こんなにいい映画なのに!(好みがわかれるかもしれないが)。
なぜチャイコフスキーは結婚を決めたのか
まず、映画「チャイコフスキーの妻」の予告編からどうぞ。
アントニーナという若い女性から一目惚れされた上、熱烈ラブレターを贈られたチャイコフスキーの反応は冷淡なものだった。
「私は気の短い、欠点の多い人間だ」
これに対し、アントニーナは「あなたのすべてを受け入れます」と言う。
またチャイコフスキーは、
「私は女性を愛したことはない」
と言う。
このとき、言外に「男性は別として」という意味があったのをアントニーナは気づいていたのだろうか?
たぶん気づいていなかったと思う。
「兄は自分の母親以外の女性は愛せない」
と言われたのが最初だったと思う。
ともかく同性愛が市民権を得ていなかった時代のこと、チャイコフスキー自身も
「これではいかんなぁ」
という気持ちがあったのだろう。
「兄と妹のような静かな愛なら」といういわば条件つきでアントニーナの求愛を受け入れたのだった。
ところがこれがすべての間違いだった。
チャイコフスキー結婚生活の破綻
結婚はしたものの、チャイコフスキーはアントニーナのすべてが気に入らない。
彼女の赤いドレスもサンゴの首飾りも、物理的にそばへ寄ってこられるだけで逃げ腰になってしまう。

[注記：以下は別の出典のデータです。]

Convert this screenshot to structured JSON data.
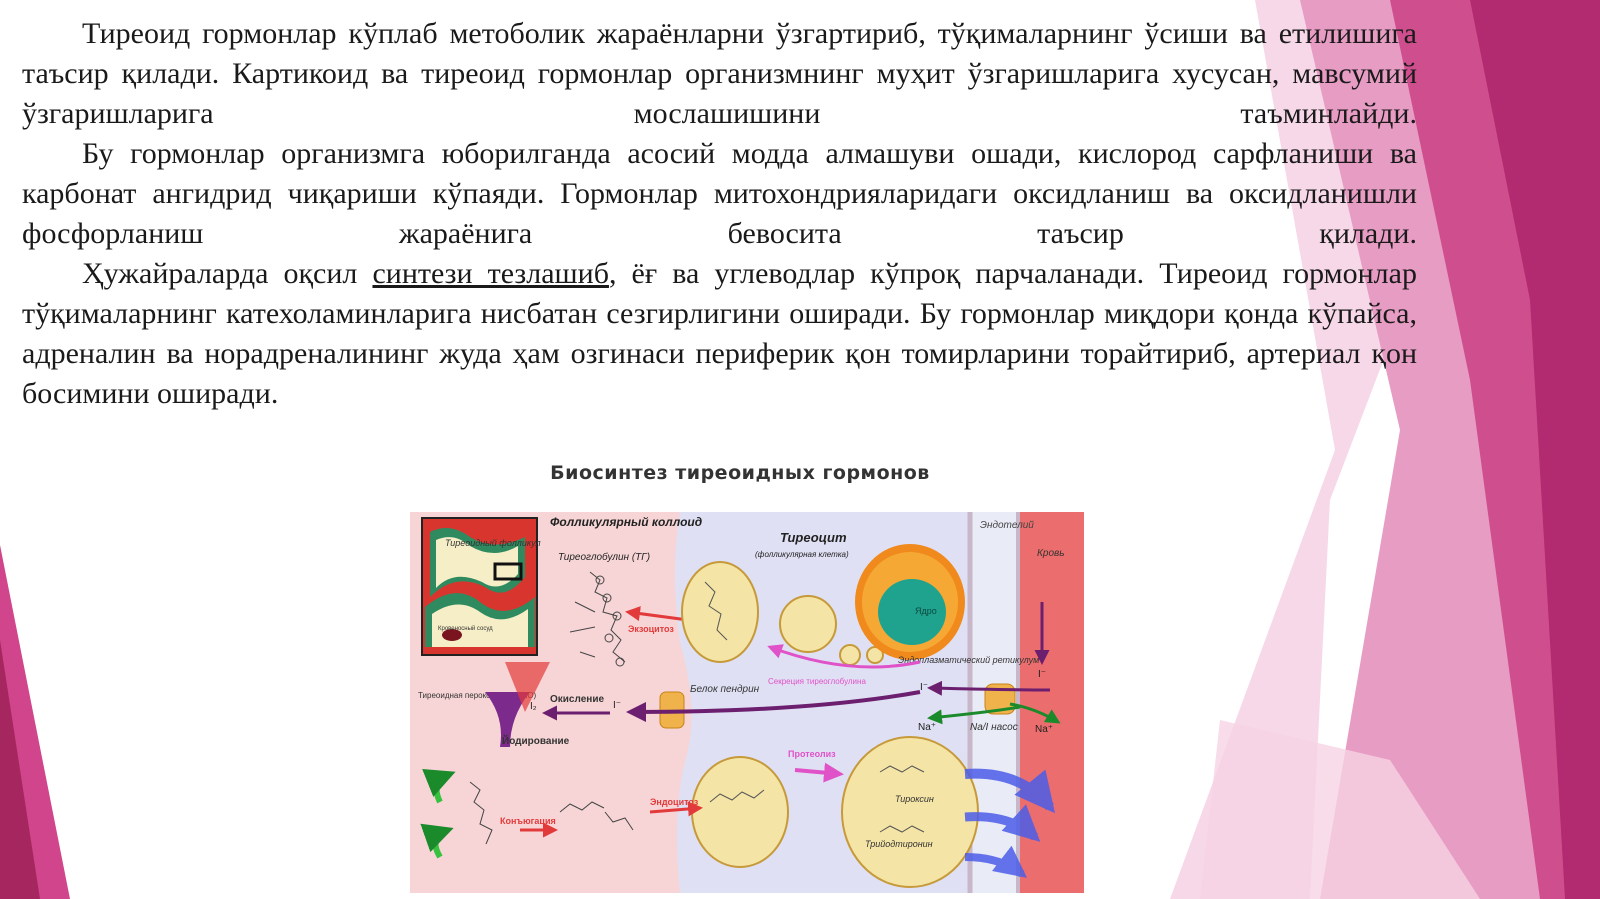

彼女といるときのバツの悪そうな顔と比べて、若い男性たちに囲まれているときのチャイコフスキーのこぼれそうな笑顔といったら!
そしてついに
「仕事でペテルブルクへ発つ」
と言い残したまま、チャイコフスキーはアントニーナの前から姿を消してしまい、あとで知らされたのは弟を通じての離婚願いだった。
ところがアントニーナは頑として離婚に応じない。
「私はチャイコフスキーの妻よ!」
ここでなぜか私は最近、メディアを賑わせている兵庫県知事のことが思われてならなかった。
彼も形勢絶対不利にもかかわらず、「兵庫県知事だ!」と言い張って辞任しない。
この岩のような信念はいったいどこからくるのだろう?
政治の世界のことは別として、アントニーナが離婚に応じなかった理由を考えてみると、
- 愛は常に正義だと思っていた。
- 天才作曲家の妻という地位にこだわっていた。
- 「いつの日かあなたに愛される愛の奇跡(注:ヒデとロザンナのヒット曲)」が起こると信じていた。
えーと!ほかに何かある?
まったくその愛、もうちょっとなんとかならなかったものか?
アントニーナとチャイコフスキーに言いたいこと
史実かどうかはちょっとわからないのだが、アントニーナは音楽に理解がなかったわけではない。
チャイコフスキーの作品を愛し、映画中ではピアノ曲「四季」から「1月 炉端で」を弾いて「彼の作品なのよ!」と嬉しそうに自分の家族に自慢していた。
あ~ ファンだけにしておけばよかったのになぁ、と思う。
そしてチャイコフスキーには
「そもそも女性と結婚したのが悪い! ゲイ(芸)の道一直線であるべき!」
と言いたい。
きっと本人もわかっているだろうけど。